Proxy advisory firm Stakeholders Empowerment Services has raised concerns over the proposed sale of Apollo Hospitals Enterprise’s pharmacy and associated businesses to a wholly-owned subsidiary on the grounds of future interests of minority shareholders, fair valuation and conflict of interest in a related-party transaction.
SES said in a report that Apollo Hospitals is seeking shareholder approval to sell and transfer the pharmacy business to Apollo HealthCo. In furtherance of the transfer, their approval is also being sought for undertaking the related-party transaction.
The proposed sale includes the procurement of pharmaceutical and wellness products and the supply of such products to pharmacies, including investments in the pharmacy retail business and the online digital healthcare platform branded Apollo 24x7.
Shareholders have until August 14 to vote on the proposal. Since this is a related-party transaction, it will require approval from a majority of the minority shareholders. Public shareholders own 70.18 percent of Apollo Hospitals.
Apollo Hospital had not responded to queries sent by Moneycontrol about the planned deal and the issues raised by SES.
Interests of Public Shareholders
While the public shareholders of Apollo Hospitals will continue to hold 100 percent of the pharmacy business after the sale to the wholly-owned subsidiary, SES said Apollo’s plan to bring investors in that entity in the future would dilute the interests of the minority shareholders.
“An appropriate platform would be created for attracting a new pool of investor capital to enable rapid scale-up of the digital healthcare business,” Apollo Hospitals said in the postal ballot notice dated June 23.
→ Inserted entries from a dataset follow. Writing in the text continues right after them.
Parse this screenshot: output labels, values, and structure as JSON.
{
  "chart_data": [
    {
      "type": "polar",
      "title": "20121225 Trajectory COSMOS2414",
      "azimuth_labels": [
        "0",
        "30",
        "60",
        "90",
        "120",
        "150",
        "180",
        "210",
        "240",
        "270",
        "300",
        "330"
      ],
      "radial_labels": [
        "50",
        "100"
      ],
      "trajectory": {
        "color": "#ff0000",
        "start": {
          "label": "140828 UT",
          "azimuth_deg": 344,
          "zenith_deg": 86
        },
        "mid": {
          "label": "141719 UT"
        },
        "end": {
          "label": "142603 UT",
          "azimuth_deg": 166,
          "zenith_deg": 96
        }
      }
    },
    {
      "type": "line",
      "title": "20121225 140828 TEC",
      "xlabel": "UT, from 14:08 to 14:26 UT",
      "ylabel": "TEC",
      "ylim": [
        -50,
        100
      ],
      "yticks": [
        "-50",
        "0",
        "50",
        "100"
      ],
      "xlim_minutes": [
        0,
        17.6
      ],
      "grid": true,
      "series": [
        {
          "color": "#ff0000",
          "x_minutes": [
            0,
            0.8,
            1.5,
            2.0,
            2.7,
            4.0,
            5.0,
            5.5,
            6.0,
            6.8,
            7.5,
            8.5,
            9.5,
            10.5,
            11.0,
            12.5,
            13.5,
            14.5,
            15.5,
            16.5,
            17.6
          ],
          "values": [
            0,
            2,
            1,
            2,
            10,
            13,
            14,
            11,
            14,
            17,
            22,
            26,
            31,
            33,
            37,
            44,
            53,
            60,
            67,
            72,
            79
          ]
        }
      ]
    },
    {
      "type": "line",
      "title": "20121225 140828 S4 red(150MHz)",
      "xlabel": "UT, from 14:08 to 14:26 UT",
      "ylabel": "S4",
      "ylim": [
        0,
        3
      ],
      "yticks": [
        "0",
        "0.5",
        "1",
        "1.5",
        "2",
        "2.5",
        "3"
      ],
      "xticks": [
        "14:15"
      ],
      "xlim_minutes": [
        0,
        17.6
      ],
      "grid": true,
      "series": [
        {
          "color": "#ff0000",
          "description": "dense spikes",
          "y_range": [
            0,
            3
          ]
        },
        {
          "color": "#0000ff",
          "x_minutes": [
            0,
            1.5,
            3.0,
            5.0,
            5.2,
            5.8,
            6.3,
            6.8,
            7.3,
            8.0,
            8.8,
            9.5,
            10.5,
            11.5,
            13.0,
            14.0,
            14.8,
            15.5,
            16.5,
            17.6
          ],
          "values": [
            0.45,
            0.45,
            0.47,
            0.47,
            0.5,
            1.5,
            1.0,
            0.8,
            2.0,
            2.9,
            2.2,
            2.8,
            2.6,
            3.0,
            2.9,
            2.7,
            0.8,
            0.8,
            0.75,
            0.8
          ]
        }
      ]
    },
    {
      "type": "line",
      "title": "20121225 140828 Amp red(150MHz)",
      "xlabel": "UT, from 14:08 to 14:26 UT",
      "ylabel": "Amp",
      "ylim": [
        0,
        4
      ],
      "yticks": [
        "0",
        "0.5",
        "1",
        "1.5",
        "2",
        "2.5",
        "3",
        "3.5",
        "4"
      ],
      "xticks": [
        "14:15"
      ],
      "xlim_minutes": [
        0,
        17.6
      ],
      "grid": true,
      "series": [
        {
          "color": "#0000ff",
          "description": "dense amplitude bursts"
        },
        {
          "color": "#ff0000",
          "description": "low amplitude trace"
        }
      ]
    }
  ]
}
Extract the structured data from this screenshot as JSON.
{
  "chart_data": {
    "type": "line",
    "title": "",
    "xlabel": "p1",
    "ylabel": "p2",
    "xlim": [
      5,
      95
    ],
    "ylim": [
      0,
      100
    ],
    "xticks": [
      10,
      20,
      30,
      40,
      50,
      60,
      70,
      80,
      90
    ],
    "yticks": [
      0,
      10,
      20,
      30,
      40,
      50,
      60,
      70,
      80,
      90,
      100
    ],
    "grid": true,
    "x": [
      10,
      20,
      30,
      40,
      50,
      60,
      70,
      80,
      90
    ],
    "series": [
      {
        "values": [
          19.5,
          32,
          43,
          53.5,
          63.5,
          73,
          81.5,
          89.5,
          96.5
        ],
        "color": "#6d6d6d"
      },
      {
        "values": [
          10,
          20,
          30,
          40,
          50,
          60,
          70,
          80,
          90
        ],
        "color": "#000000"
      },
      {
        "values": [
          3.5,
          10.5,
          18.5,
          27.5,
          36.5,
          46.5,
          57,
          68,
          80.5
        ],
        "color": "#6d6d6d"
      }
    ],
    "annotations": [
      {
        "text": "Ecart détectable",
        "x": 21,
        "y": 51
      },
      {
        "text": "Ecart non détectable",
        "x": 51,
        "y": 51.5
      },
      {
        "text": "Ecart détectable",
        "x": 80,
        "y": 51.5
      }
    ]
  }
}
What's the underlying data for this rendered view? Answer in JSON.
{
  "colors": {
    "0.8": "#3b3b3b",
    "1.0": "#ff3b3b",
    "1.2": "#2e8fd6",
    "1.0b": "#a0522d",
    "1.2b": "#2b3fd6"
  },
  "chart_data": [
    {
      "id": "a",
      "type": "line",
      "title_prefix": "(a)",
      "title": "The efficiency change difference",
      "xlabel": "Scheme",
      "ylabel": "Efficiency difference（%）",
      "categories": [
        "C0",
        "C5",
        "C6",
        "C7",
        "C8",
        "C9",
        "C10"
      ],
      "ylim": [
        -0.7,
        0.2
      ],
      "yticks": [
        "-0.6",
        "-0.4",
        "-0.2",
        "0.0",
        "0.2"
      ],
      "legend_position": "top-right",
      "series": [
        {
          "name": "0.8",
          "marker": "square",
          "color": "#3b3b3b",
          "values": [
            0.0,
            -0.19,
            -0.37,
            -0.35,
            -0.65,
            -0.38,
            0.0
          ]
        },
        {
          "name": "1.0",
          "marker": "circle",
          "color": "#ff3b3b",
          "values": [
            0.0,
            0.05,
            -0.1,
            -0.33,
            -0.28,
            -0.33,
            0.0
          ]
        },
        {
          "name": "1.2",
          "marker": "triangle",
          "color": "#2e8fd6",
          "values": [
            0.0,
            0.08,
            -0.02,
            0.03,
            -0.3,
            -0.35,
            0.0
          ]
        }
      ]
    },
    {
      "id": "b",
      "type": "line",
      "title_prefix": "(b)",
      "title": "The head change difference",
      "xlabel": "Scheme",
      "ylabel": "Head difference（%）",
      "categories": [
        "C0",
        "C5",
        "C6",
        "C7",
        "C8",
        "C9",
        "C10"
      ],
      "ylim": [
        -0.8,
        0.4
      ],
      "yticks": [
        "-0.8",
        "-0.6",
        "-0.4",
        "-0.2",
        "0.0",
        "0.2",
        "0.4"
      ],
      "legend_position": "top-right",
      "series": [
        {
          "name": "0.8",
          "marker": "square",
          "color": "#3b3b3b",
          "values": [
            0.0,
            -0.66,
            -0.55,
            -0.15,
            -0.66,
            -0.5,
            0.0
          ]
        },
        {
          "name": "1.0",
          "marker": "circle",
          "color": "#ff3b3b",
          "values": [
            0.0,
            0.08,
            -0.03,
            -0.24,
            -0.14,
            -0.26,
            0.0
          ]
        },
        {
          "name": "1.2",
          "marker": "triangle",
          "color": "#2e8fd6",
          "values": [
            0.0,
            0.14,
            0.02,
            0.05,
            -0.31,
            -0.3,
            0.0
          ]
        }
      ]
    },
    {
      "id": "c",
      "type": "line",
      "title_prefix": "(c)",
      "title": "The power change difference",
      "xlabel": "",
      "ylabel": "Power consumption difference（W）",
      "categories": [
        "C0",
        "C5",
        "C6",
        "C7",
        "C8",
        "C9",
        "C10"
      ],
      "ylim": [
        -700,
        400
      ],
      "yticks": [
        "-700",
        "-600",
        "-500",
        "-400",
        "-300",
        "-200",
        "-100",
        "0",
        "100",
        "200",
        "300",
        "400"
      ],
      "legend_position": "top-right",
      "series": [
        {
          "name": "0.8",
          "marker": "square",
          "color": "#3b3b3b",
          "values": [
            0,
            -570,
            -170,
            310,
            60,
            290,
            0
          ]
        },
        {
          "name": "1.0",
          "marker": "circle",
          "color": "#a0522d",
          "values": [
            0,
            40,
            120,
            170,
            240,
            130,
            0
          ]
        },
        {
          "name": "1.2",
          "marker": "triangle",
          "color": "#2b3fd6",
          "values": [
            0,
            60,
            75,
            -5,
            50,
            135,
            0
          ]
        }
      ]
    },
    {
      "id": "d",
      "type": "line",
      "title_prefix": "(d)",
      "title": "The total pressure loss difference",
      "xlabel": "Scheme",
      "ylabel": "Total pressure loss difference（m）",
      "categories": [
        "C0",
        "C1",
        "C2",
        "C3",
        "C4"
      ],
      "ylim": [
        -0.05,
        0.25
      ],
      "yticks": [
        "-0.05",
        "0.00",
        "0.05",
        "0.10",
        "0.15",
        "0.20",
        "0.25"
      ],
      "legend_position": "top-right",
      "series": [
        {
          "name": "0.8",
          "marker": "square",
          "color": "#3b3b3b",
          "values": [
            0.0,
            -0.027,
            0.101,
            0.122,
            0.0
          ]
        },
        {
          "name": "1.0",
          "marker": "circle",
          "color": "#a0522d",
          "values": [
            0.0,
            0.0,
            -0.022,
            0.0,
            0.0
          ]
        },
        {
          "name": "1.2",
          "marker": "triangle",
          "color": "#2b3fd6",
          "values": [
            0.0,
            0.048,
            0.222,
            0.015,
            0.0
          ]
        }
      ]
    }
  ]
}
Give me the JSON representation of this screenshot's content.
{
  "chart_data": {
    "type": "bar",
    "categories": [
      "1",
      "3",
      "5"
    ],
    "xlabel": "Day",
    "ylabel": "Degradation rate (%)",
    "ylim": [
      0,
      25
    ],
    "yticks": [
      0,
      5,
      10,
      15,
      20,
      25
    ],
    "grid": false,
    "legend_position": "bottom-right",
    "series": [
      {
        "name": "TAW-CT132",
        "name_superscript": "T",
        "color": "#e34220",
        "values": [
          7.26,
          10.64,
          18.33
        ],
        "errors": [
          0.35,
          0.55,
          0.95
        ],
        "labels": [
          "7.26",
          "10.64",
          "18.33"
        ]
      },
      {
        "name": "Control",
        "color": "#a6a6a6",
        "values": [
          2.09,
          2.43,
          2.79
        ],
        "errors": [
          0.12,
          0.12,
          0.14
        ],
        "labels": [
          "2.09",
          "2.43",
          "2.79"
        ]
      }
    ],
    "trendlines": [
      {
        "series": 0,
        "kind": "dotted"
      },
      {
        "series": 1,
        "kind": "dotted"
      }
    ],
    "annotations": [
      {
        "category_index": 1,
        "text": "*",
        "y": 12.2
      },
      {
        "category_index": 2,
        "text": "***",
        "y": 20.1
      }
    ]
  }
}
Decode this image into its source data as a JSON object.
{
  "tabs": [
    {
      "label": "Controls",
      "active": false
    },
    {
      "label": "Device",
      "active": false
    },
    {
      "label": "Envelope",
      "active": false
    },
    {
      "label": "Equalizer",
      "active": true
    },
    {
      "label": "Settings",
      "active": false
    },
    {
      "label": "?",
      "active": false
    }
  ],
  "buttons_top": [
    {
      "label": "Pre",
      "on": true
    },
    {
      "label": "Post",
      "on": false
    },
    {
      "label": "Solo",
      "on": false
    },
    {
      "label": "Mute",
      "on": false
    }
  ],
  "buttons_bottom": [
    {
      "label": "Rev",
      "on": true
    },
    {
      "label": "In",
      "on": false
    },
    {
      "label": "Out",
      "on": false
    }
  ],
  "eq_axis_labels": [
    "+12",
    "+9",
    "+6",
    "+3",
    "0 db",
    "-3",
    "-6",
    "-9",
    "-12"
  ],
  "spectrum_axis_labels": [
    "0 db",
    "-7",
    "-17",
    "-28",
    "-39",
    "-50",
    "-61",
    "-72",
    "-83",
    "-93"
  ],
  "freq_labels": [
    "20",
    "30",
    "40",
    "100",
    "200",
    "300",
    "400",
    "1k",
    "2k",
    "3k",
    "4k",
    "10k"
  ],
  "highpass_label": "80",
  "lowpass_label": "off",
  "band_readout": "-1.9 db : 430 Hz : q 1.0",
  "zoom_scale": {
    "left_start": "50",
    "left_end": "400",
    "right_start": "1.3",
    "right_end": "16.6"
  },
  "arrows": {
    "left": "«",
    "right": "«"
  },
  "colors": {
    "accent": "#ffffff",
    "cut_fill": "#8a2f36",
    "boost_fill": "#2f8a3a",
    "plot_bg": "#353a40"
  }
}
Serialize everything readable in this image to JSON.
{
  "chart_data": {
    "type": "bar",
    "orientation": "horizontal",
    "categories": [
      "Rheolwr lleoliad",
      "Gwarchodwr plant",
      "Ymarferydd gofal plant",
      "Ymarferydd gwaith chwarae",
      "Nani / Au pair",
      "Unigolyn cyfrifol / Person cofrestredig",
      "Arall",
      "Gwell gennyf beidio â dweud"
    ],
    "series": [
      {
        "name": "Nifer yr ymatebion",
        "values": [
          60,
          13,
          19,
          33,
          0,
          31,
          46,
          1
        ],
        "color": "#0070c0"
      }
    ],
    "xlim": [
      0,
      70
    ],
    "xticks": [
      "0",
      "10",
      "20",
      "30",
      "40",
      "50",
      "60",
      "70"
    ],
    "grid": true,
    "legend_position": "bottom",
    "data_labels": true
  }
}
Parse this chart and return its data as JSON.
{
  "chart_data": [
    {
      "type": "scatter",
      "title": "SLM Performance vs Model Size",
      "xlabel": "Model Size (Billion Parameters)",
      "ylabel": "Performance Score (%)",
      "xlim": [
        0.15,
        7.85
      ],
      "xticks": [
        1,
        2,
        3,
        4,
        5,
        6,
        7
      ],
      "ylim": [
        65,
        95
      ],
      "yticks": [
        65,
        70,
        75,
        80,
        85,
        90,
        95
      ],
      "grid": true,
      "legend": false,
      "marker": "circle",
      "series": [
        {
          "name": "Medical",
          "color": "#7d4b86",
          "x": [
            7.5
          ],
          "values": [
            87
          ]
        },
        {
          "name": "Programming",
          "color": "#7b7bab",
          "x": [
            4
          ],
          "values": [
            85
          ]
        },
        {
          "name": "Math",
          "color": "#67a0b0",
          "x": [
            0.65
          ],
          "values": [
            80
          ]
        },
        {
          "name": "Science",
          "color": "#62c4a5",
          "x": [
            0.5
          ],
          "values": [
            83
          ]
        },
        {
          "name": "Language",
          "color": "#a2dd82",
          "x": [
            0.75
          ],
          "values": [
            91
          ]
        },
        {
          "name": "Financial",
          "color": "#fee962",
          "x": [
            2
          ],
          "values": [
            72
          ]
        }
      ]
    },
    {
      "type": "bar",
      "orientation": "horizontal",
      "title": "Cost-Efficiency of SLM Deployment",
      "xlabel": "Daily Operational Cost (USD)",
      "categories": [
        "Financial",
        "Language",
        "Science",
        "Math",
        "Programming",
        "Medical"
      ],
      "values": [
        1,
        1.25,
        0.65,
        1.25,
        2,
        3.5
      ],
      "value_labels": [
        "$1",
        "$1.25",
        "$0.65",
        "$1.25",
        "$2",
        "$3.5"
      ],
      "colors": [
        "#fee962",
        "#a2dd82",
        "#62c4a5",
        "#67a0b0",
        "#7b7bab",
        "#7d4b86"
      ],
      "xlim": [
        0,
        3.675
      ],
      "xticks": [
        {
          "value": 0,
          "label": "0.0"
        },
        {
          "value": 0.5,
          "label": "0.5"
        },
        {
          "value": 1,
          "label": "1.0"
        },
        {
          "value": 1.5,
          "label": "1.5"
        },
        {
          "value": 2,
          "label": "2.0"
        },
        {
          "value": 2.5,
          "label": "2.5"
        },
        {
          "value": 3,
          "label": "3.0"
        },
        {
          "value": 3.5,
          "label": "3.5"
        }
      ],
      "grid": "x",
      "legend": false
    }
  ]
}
SES objected to this point, saying, “This very clearly indicates that going forward, the WOS (wholly owned subsidiary) will not remain a WOS as stake may be shared with other parties.”
The proxy advisory firm said the undertaking is being sold to a wholly owned unit and there will be no net impact on the consolidated balance sheet and income statement.
“However, there may be impact up to the extent of capital to be raised at AHL,” SES said.
Fair valuation of transaction
The sale of the pharmacy businesses to the subsidiary as a going concern on a slump sale basis is proposed to be carried out for Rs 1,210 crore in cash. SES said it wasn’t clear how the subsidiary would pay for the business.
“The transferee (Apollo HealthCo) was incorporated only on July 26, 2020, and its shareholding was acquired by the company on June 23, 2021,” SES said in the report. “Further, the transferee has not commenced its operations and does not have a turnover. The notice does not give any details of capital/resources, etc, available with WOS and how it is going to pay for such transfer.”
SES also questioned the future valuation discovery of the entity and whether it would be disclosed to minority investors.
“Once the sale is made and external capital is raised, same will not come to shareholders for approval as approval would be required only if there is de-subsidiarisation. Therefore, valuation will remain a closed-door exercise, not requiring shareholders’ approval,” SES said.
Conflict of Interest?
SES pointed to the common shareholders, management team and board members in both companies, highlighting the possibility of conflict of interest in the transaction.
Shobana Kamineni and Sangita Reddy are directors of both Apollo Hospitals and Apollo HealthCo, SES said.
Prathap C Reddy, Preetha Reddy and Suneeta Reddy are related to Shobana Kamineni and Sangita Reddy and are interested in the transaction as directors and shareholders of the company, it said.
Sucharitha Reddy, a relative of Shobana Kamineni and Sangita Reddy, is interested in the transaction as a shareholder in the company.
Upasana Kamineni, a relative of Shobana Kamineni, is interested in the transaction as shareholder in the company and a director of the subsidiary.
Aditya Reddy, a relative of Apollo Hospitals managing director Suneeta Reddy, is a shareholder in the company and a director of the subsidiary, SES said.
Proxy Firm’s Advisory
“SES is of the view that the company is extremely economical in sharing information with shareholders and wants shareholders to approve the transaction based on sketchy information given in the notice, which does not contain holistic information of the deal,” the proxy firm said.
According to the plan, Apollo Hospitals will transfer its backend offline pharmacy business (excluding hospital-based pharmacies), digital healthcare platform Apollo 24/7, its investments in the retail pharmacy business (Apollo Medicals), and the Apollo 24/7 brand, the Apollo Pharmacy brand and private label brands to Apollo HealthCo.
The platform will combine the strengths of the Apollo Group’s offline healthcare leadership with its new-age digital offerings to address all healthcare consumer needs, the company said.
Apollo had said that the offline pharmacy business will continue to expand to 5,000 stores and maintain a healthy revenue growth rate of 18-20 percent over the next three years. The margin trajectory of this business remains intact.
In addition, the digital healthcare platform Apollo 24/7 is delivering medicines in two hours in over 10,000 pin code areas, combined with the highest availability of medicines.